Accor hat 32 Hotels in Australien in das LGBTIQ+-Inclusion-Programm von Welcome With Pride aufgenommen. Bis Ende 2026 sollen 50 Häuser mitmachen. Das Programm setzt auf Training und Akkreditierung, nicht auf warme Worte.
Accor treibt das Thema LGBTIQ+-Inklusion in Australien weiter voran. Der Konzern hat 32 Hotels in Australien in das Trainingsprogramm von Welcome With Pride aufgenommen. Bis Ende 2026 soll die Zahl auf 50 steigen.
- 32 Hotels nehmen bereits teil.
- 50 Hotels sollen es bis Ende 2026 werden.
- Das Programm arbeitet mit Training und Akkreditierung.
- Die Meldung verweist auf Forschung, nach der viele LGBTIQ+-Reisende ihr Verhalten unterwegs anpassen.
Was Accor konkret macht
Die Initiative läuft über Welcome With Pride. Im Zentrum steht ein evidenzbasiertes Trainingsprogramm für Mitarbeitende. Es geht also nicht nur um ein internes Memo oder ein neues Logo in der Lobby.
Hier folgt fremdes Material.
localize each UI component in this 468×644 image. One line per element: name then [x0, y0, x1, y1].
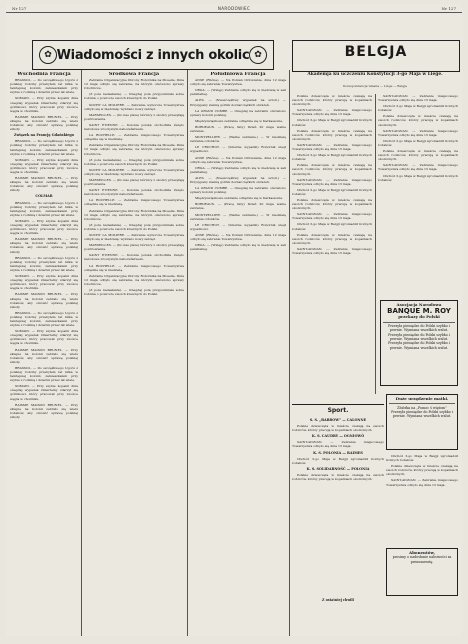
article-paragraph: RAISME MAISON BRUNEL. — Przy sklepie na kolonii zebrało się wielu rodaków, aby omówić sprawę polskiej szkoły. [10, 292, 78, 309]
notice-heading: Duże urzędzenie matki. [395, 396, 449, 401]
bank-body: Przesyła pieniądze do Polski szybko i pewnie. Wymiana wszelkich walut. [388, 332, 450, 341]
newspaper-page [6, 4, 462, 636]
bank-label: Asocjacja Narodowa [396, 302, 442, 307]
notice-text [386, 454, 458, 544]
notice-box [386, 394, 458, 450]
article-paragraph: ANSE (Rhône). — Na Poman Orłowianie, dnia 12 maja odbyło się zebranie Towarzystwa. [190, 155, 286, 164]
article-paragraph: LA GRAND COMBE. — Onegdaj na zebraniu omówiono sprawy kolonii polskiej. [190, 108, 286, 117]
bank-name: BANQUE M. ROY [387, 307, 451, 316]
article-paragraph: LE CRUCHOT. — (Smutne wypadki) Robotnik uległ wypadkowi. [190, 145, 286, 154]
article-paragraph: Polskie dziewczęta w mieście czekają na swoich rodziców, którzy pracują w kopalniach okolicznych. [378, 149, 458, 162]
article-paragraph: Obchód 3-go Maja w Belgji zgromadził licznych rodaków. [292, 153, 372, 162]
sport-heading: Sport. [327, 407, 349, 414]
column-srodkowa [84, 72, 184, 632]
subscriber-body: prosimy o nadesłanie należności za prenumeratę. [392, 555, 452, 564]
section-banner [32, 40, 274, 70]
belgia-title: BELGJA [344, 44, 408, 60]
article-paragraph: SAINT-AIGNAN. — Zebranie miejscowego Towarzystwa odbyło się dnia 13 maja. [292, 440, 384, 449]
article-paragraph: SAINT-AIGNAN. — Zebranie miejscowego Towarzystwa odbyło się dnia 13 maja. [378, 163, 458, 172]
article-paragraph: Obchód 3-go Maja w Belgji zgromadził licznych rodaków. [378, 138, 458, 147]
article-paragraph: Polskie dziewczęta w mieście czekają na swoich rodziców, którzy pracują w kopalniach okolicznych. [292, 472, 384, 482]
footer-note: Z ostatniej chwili [322, 598, 354, 602]
notice-body: Zbiórka na „Pomoc ś więtom” [397, 405, 447, 410]
belgia-subtitle: Akademja ku uczczeniu Konstytucji 3-go Maja w Liège. [307, 72, 443, 77]
article-paragraph: BRASSOL. — Do szczęśliwego Ugoru z polskiej rodziny przebyłem lat kilka w tamtejszej kolonii, zamieszkałem przy szybie z rodziną i dziećmi przez lat wiele. [10, 139, 78, 156]
article-paragraph: Polskie dziewczęta w mieście czekają na swoich rodziców, którzy pracują w kopalniach okolicznych. [292, 424, 384, 433]
article-paragraph: Polskie dziewczęta w mieście czekają na swoich rodziców, którzy pracują w kopalniach okolicznych. [292, 232, 372, 245]
article-paragraph: BRASSOL. — Do szczęśliwego Ugoru z polskiej rodziny przebyłem lat kilka w tamtejszej kolonii, zamieszkałem przy szybie z rodziną i dziećmi przez lat wiele. [10, 310, 78, 328]
article-paragraph: ORGA. — (Wstęp) Zebranie odbyło się w niedzielę w sali parafialnej. [190, 243, 286, 252]
article-paragraph: Obchód 3-go Maja w Belgji zgromadził licznych rodaków. [386, 454, 458, 463]
article-paragraph: BRASSOL. — Do szczęśliwego Ugoru z polskiej rodziny przebyłem lat kilka w tamtejszej kolonii, zamieszkałem przy szybie z rodziną i dziećmi przez lat wiele. [10, 255, 78, 272]
match-line: K. S. POLONIA — RAIMES [313, 450, 363, 455]
article-paragraph: LA ROCHELLE. — Zebranie miejscowego Towarzystwa odbędzie się w niedzielę. [84, 198, 184, 207]
bank-body: Przesyła pieniądze do Polski szybko i pewnie. Wymiana wszelkich walut. [388, 324, 450, 333]
article-paragraph: LE CRUCHOT. — (Smutne wypadki) Robotnik uległ wypadkowi. [190, 222, 286, 231]
running-header [6, 4, 462, 13]
article-paragraph: BORDEAUX. — (Pracę listy) Dzień 20 maja walne zebranie. [190, 124, 286, 134]
bank-body: Przesyła pieniądze do Polski szybko i pewnie. Wymiana wszelkich walut. [388, 341, 450, 350]
belgia-column-a [292, 94, 372, 400]
match-line: S. S. „BARROW” — CALONNE [309, 418, 367, 422]
subheading: COLMAR [35, 194, 53, 199]
article-paragraph: SOCHY LA MOLIERE. — Zebranie wyborcze Towarzystwa odbyło się w niedzielę; wybrano nowy zarząd. [84, 102, 184, 111]
article-paragraph: (Z pola nadesłania). — Onegdaj pola przypomniała sobie rodzina o powrocie swoich krewnych do Polski. [84, 92, 184, 101]
ornament-icon: ✿ [249, 46, 267, 64]
column-divider [289, 70, 290, 636]
subscriber-heading: Abonentów, [409, 550, 435, 555]
article-paragraph: MONTPELLIER. — (Walne zebranie.) — W niedzielę zebranie członków. [190, 135, 286, 144]
article-paragraph: MARSEILLES. — (Do nas pisze) Górnicy z okolicy przesyłają pozdrowienia. [84, 177, 184, 187]
article-paragraph: SAINT-AIGNAN. — Zebranie miejscowego Towarzystwa odbyło się dnia 13 maja. [292, 212, 372, 221]
sport-results [292, 416, 384, 586]
article-paragraph: ANSE (Rhône). — Na Poman Orłowianie, dnia 12 maja odbyło się zebranie Towarzystwa. [190, 78, 286, 87]
article-paragraph: SOMAIN. — Przy szybie kopalni dnia onegdaj wypadek śmiertelny zdarzył się górnikowi, który pracował przy zwózce węgla w chodniku. [10, 96, 78, 113]
article-paragraph: ALES. — (Nieszczęśliwy wypadek na sztoli.) — Przysypany ziemią górnik doznał ciężkich obrażeń. [190, 98, 286, 107]
article-paragraph: SAINT ETIENNE. — Kolonia polska obchodziła święto narodowe uroczystym nabożeństwem. [84, 188, 184, 197]
article-paragraph: BORDEAUX. — (Pracę listy) Dzień 20 maja walne zebranie. [190, 202, 286, 211]
article-paragraph: BRASSOL. — Do szczęśliwego Ugoru z polskiej rodziny przebyłem lat kilka w tamtejszej kolonii, zamieszkałem przy szybie z rodziną i dziećmi przez lat wiele. [10, 200, 78, 217]
article-paragraph: Zebranie Organizacyjne Obrony Robotnika na Moselle. Dnia 12 maja odbyło się zebranie, na którym omówiono sprawy robotnicze. [84, 143, 184, 156]
article-paragraph: Polskie dziewczęta w mieście czekają na swoich rodziców, którzy pracują w kopalniach okolicznych. [292, 163, 372, 176]
subscriber-notice [386, 548, 458, 596]
article-paragraph: Obchód 3-go Maja w Belgji zgromadził licznych rodaków. [292, 187, 372, 196]
article-paragraph: SOMAIN. — Przy szybie kopalni dnia onegdaj wypadek śmiertelny zdarzył się górnikowi, który pracował przy zwózce węgla w chodniku. [10, 157, 78, 174]
column-heading: Środkowa Francja [108, 72, 160, 77]
article-paragraph: SAINT-AIGNAN. — Zebranie miejscowego Towarzystwa odbyło się dnia 13 maja. [292, 108, 372, 117]
article-paragraph: RAISME MAISON BRUNEL. — Przy sklepie na kolonii zebrało się wielu rodaków, aby omówić sprawę polskiej szkoły. [10, 347, 78, 364]
page-number-right: Nr 127 [441, 6, 456, 11]
article-paragraph: ORGA. — (Wstęp) Zebranie odbyło się w niedzielę w sali parafialnej. [190, 88, 286, 97]
article-paragraph: Polskie dziewczęta w mieście czekają na swoich rodziców, którzy pracują w kopalniach okolicznych. [292, 94, 372, 107]
article-paragraph: Międzyzwiązkowe zebranie odbędzie się w Karkassonie. [195, 118, 284, 123]
article-paragraph: LA GRAND COMBE. — Onegdaj na zebraniu omówiono sprawy kolonii polskiej. [190, 186, 286, 195]
article-paragraph: ORGA. — (Wstęp) Zebranie odbyło się w niedzielę w sali parafialnej. [190, 165, 286, 174]
article-paragraph: LA ROCHELLE. — Zebranie miejscowego Towarzystwa odbędzie się w niedzielę. [84, 133, 184, 142]
subheading: Związek na Francję Gdańskiego [13, 133, 75, 138]
page-number-left: Nr 127 [12, 6, 27, 11]
sport-section [292, 404, 384, 595]
masthead: NARODOWIEC [217, 6, 251, 11]
article-paragraph: Międzyzwiązkowe zebranie odbędzie się w Karkassonie. [195, 196, 284, 201]
column-poludniowa [190, 72, 286, 632]
article-paragraph: Obchód 3-go Maja w Belgji zgromadził licznych rodaków. [378, 104, 458, 113]
belgia-header-box [292, 40, 460, 72]
article-paragraph: Obchód 3-go Maja w Belgji zgromadził licznych rodaków. [292, 118, 372, 127]
article-paragraph: Zebranie Organizacyjne Obrony Robotnika na Moselle. Dnia 12 maja odbyło się zebranie, na którym omówiono sprawy robotnicze. [84, 273, 184, 286]
column-divider [187, 70, 188, 636]
article-paragraph: SAINT ETIENNE. — Kolonia polska obchodziła święto narodowe uroczystym nabożeństwem. [84, 122, 184, 132]
column-heading: Południowa Francja [210, 72, 266, 77]
article-paragraph: SAINT ETIENNE. — Kolonia polska obchodziła święto narodowe uroczystym nabożeństwem. [84, 253, 184, 262]
article-paragraph: SAINT-AIGNAN. — Zebranie miejscowego Towarzystwa odbyło się dnia 13 maja. [378, 128, 458, 137]
article-paragraph: SOCHY LA MOLIERE. — Zebranie wyborcze Towarzystwa odbyło się w niedzielę; wybrano nowy zarząd. [84, 233, 184, 242]
bank-advertisement [380, 300, 458, 386]
column-heading: Wschodnia Francja [17, 72, 71, 77]
section-title: Wiadomości z innych okolic [56, 47, 250, 63]
article-paragraph: Obchód 3-go Maja w Belgji zgromadził licznych rodaków. [292, 456, 384, 465]
article-paragraph: (Z pola nadesłania). — Onegdaj pola przypomniała sobie rodzina o powrocie swoich krewnych do Polski. [84, 222, 184, 231]
article-paragraph: BRASSOL. — Do szczęśliwego Ugoru z polskiej rodziny przebyłem lat kilka w tamtejszej kolonii, zamieszkałem przy szybie z rodziną i dziećmi przez lat wiele. [10, 78, 78, 95]
article-paragraph: RAISME MAISON BRUNEL. — Przy sklepie na kolonii zebrało się wielu rodaków, aby omówić sprawę polskiej szkoły. [10, 402, 78, 419]
article-paragraph: SAINT-AIGNAN. — Zebranie miejscowego Towarzystwa odbyło się dnia 13 maja. [386, 478, 458, 487]
belgia-meta: Korespondencja własna — Liège — Belgja [343, 84, 407, 88]
article-paragraph: Obchód 3-go Maja w Belgji zgromadził licznych rodaków. [292, 222, 372, 231]
column-divider [375, 94, 376, 394]
article-paragraph: Polskie dziewczęta w mieście czekają na swoich rodziców, którzy pracują w kopalniach okolicznych. [378, 114, 458, 127]
article-paragraph: Polskie dziewczęta w mieście czekają na swoich rodziców, którzy pracują w kopalniach okolicznych. [292, 197, 372, 211]
belgia-column-b [378, 94, 458, 294]
article-paragraph: SOMAIN. — Przy szybie kopalni dnia onegdaj wypadek śmiertelny zdarzył się górnikowi, który pracował przy zwózce węgla w chodniku. [10, 218, 78, 236]
match-line: K. S. SOLIDARNOŚĆ — POLONIA [306, 466, 370, 471]
article-paragraph: ALES. — (Nieszczęśliwy wypadek na sztoli.) — Przysypany ziemią górnik doznał ciężkich obrażeń. [190, 175, 286, 184]
article-paragraph: SOMAIN. — Przy szybie kopalni dnia onegdaj wypadek śmiertelny zdarzył się górnikowi, który pracował przy zwózce węgla w chodniku. [10, 329, 78, 346]
column-divider [81, 70, 82, 636]
article-paragraph: LA ROCHELLE. — Zebranie miejscowego Towarzystwa odbędzie się w niedzielę. [84, 263, 184, 272]
article-paragraph: Polskie dziewczęta w mieście czekają na swoich rodziców, którzy pracują w kopalniach okolicznych. [386, 464, 458, 477]
divider [389, 403, 455, 404]
notice-body: Przesyła pieniądze do Polski szybko i pewnie. Wymiana wszelkich walut. [391, 410, 453, 419]
bank-subtitle: przekazy do Polski [398, 314, 440, 320]
article-paragraph: Zebranie Organizacyjne Obrony Robotnika na Moselle. Dnia 12 maja odbyło się zebranie, na którym omówiono sprawy robotnicze. [84, 208, 184, 221]
article-paragraph: MARSEILLES. — (Do nas pisze) Górnicy z okolicy przesyłają pozdrowienia. [84, 243, 184, 252]
divider [383, 322, 455, 323]
article-paragraph: SOMAIN. — Przy szybie kopalni dnia onegdaj wypadek śmiertelny zdarzył się górnikowi, który pracował przy zwózce węgla w chodniku. [10, 274, 78, 291]
article-paragraph: SOMAIN. — Przy szybie kopalni dnia onegdaj wypadek śmiertelny zdarzył się górnikowi, który pracował przy zwózce węgla w chodniku. [10, 384, 78, 401]
article-paragraph: Obchód 3-go Maja w Belgji zgromadził licznych rodaków. [378, 173, 458, 182]
article-paragraph: MARSEILLES. — (Do nas pisze) Górnicy z okolicy przesyłają pozdrowienia. [84, 112, 184, 121]
article-paragraph: RAISME MAISON BRUNEL. — Przy sklepie na kolonii zebrało się wielu rodaków, aby omówić sprawę polskiej szkoły. [10, 176, 78, 193]
article-paragraph: SAINT-AIGNAN. — Zebranie miejscowego Towarzystwa odbyło się dnia 13 maja. [292, 142, 372, 152]
article-paragraph: SAINT-AIGNAN. — Zebranie miejscowego Towarzystwa odbyło się dnia 13 maja. [292, 246, 372, 255]
article-paragraph: SOCHY LA MOLIERE. — Zebranie wyborcze Towarzystwa odbyło się w niedzielę; wybrano nowy zarząd. [84, 167, 184, 176]
ornament-icon: ✿ [39, 46, 57, 64]
article-paragraph: MONTPELLIER. — (Walne zebranie.) — W niedzielę zebranie członków. [190, 212, 286, 221]
column-wschodnia [10, 72, 78, 632]
article-paragraph: SAINT-AIGNAN. — Zebranie miejscowego Towarzystwa odbyło się dnia 13 maja. [292, 177, 372, 186]
article-paragraph: SAINT-AIGNAN. — Zebranie miejscowego Towarzystwa odbyło się dnia 13 maja. [378, 94, 458, 103]
article-paragraph: BRASSOL. — Do szczęśliwego Ugoru z polskiej rodziny przebyłem lat kilka w tamtejszej kolonii, zamieszkałem przy szybie z rodziną i dziećmi przez lat wiele. [10, 365, 78, 383]
article-paragraph: ANSE (Rhône). — Na Poman Orłowianie, dnia 12 maja odbyło się zebranie Towarzystwa. [190, 232, 286, 241]
article-paragraph: Polskie dziewczęta w mieście czekają na swoich rodziców, którzy pracują w kopalniach okolicznych. [292, 128, 372, 141]
article-paragraph: (Z pola nadesłania). — Onegdaj pola przypomniała sobie rodzina o powrocie swoich krewnych do Polski. [84, 288, 184, 297]
article-paragraph: (Z pola nadesłania). — Onegdaj pola przypomniała sobie rodzina o powrocie swoich krewnych do Polski. [84, 157, 184, 166]
article-paragraph: Zebranie Organizacyjne Obrony Robotnika na Moselle. Dnia 12 maja odbyło się zebranie, na którym omówiono sprawy robotnicze. [84, 78, 184, 91]
match-line: K. S. CAUDRY — OGNIOWÓ [311, 434, 365, 439]
article-paragraph: RAISME MAISON BRUNEL. — Przy sklepie na kolonii zebrało się wielu rodaków, aby omówić sprawę polskiej szkoły. [10, 237, 78, 254]
article-paragraph: RAISME MAISON BRUNEL. — Przy sklepie na kolonii zebrało się wielu rodaków, aby omówić sprawę polskiej szkoły. [10, 114, 78, 132]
Die Hotels sollen Teams fit machen für den Umgang mit LGBTIQ+-Gästen im Alltag. Die Rückmeldung aus dem Programm: Mitarbeitende berichten von zweistelligen Zuwächsen bei Selbstvertrauen und Engagement. Genau das zählt am Front Desk, im Service und bei der Anreise.
- Schulung für Hotelteams
- Akkreditierung der teilnehmenden Häuser
- Ausbau über das ganze Netzwerk
- Fokus auf Alltagssituationen statt Imagekampagne
Warum das für die Branche zählt
Die Meldung verweist auf Forschung, nach der viele LGBTIQ+-Reisende ihr Verhalten unterwegs verändern, also etwa Kleidung, Sprache oder Auftreten anpassen, um Diskriminierung zu vermeiden. Das ist kein Randthema. Das betrifft Ankunft, Check-in, Bar, Spa und Housekeeping.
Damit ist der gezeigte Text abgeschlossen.